TFTS 1: What NOT to do when your server crashes randomly.
I recently built a little server whose main task is to serve files. Bought a motherboard that had a decent amount of SATA ports, added two additional SATA controller cards and packed the whole case full of disks. As the server is at home, I didn’t bother with enterprise-grade hardware stuff.
Fun was had, but soon I noticed it crashing when doing heavy I/O. First, I suspected the mainboard, and some quick googleing recommended to turn off the Enhanced Halt State (C1E), among other some other new CPU features, as this apparently led the mainboard to hiccup. When I did this, the system seemed to be stable. Happily, I went on.
But soon the crashes started again. And most often, when heavy I/O was going on.Â As it’s not uncommon for cheap SATA chipsets to overheat, I now suspected one of the additional controllers to be the culprit, to be more exactly, the one which was used when accessing the “big” RAID in this system (the other one had just a few small disks connected and never moved a lot of data). What should have put me off was that it wasn’t exactly cheap back in the day, I never had problems with it, and while it wasn’t a big name brand, the manufacturer is still there and enjoys a good reputation.
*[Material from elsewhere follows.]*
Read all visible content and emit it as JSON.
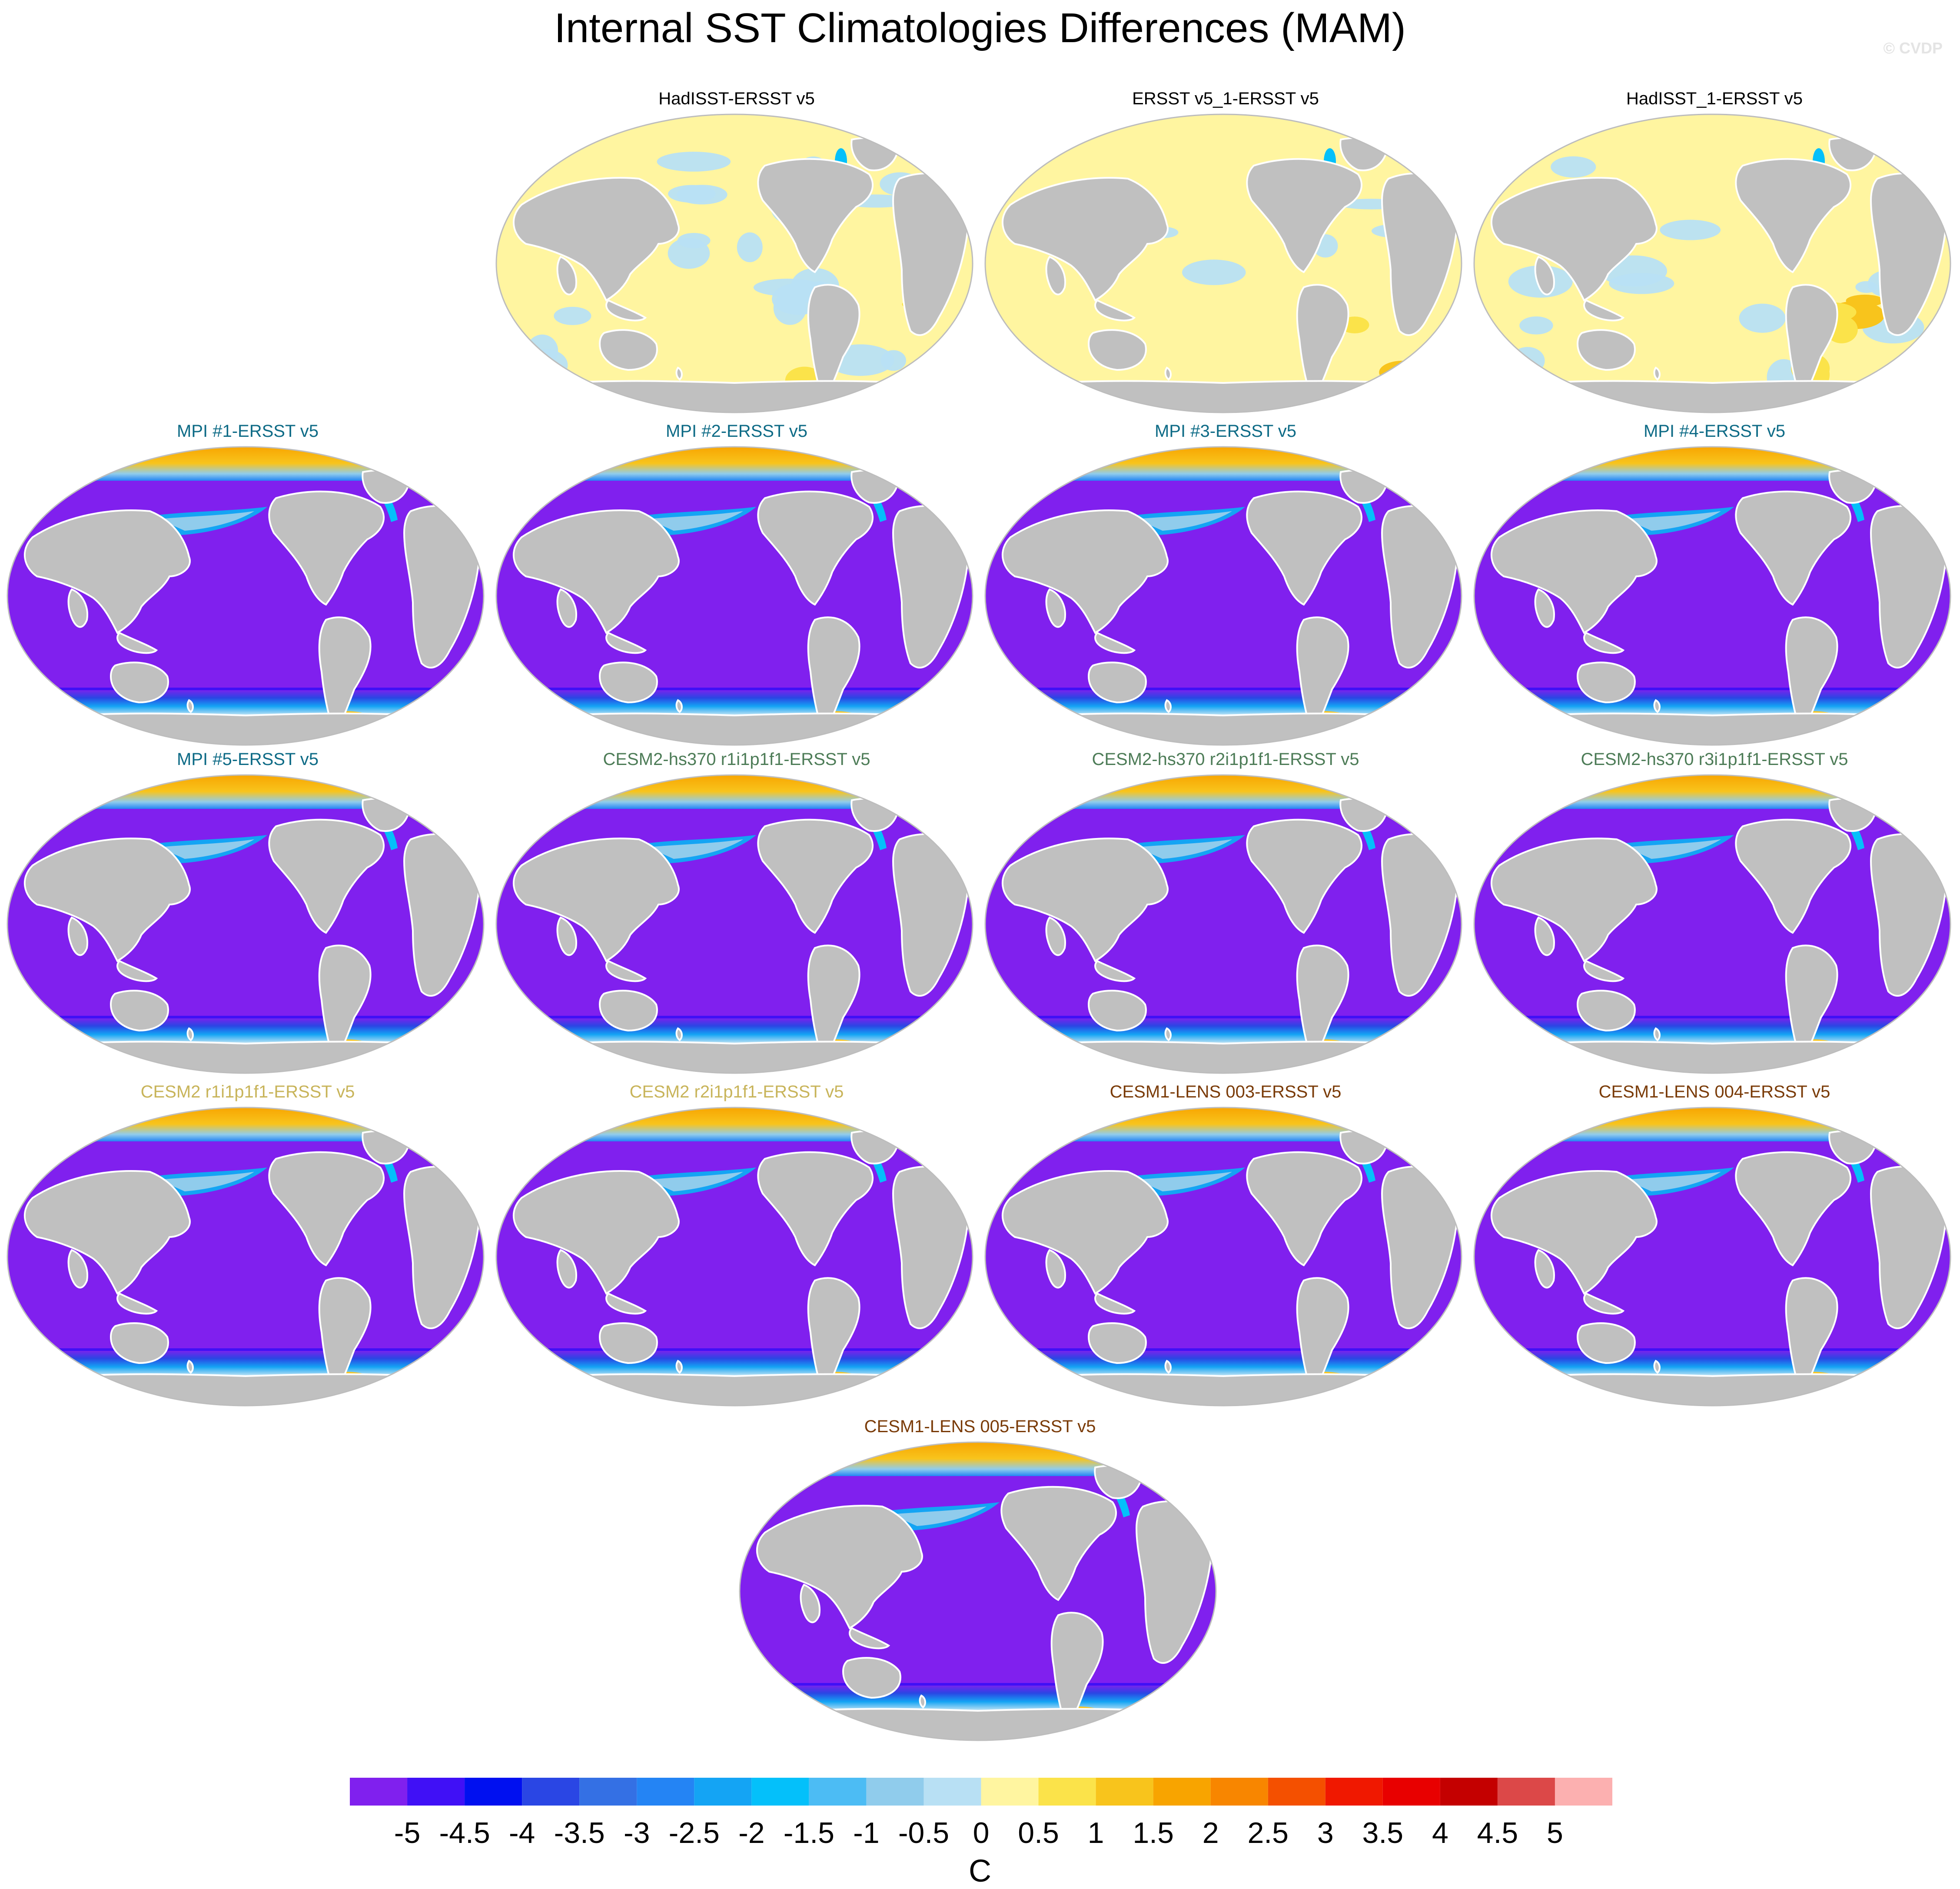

But I just figured that it’s age (over 3 years) to take its toll and bought a brand-new Adaptec controller.
Now the system was okay for a while, but as you may have guessed: crashes again. Desperately, I switched the second controller as well, but no dice.
Now that I had the controllers out of the picture, I wondered what else could crash the server that randomly. The RAM? Nah, c’mon, usually that’s solid. It either works or not. But still, can’t hurt to test.
After 2 minutes of memtest86+, I got errors left, right, and centre.
Morale of the story: Don’t believe the RAM you buy for your home systems has the same reliability as the enterprise RAM you use at your employer’s server room. And always check the RAM first, if you can’t make out exactly what’s failing in your system.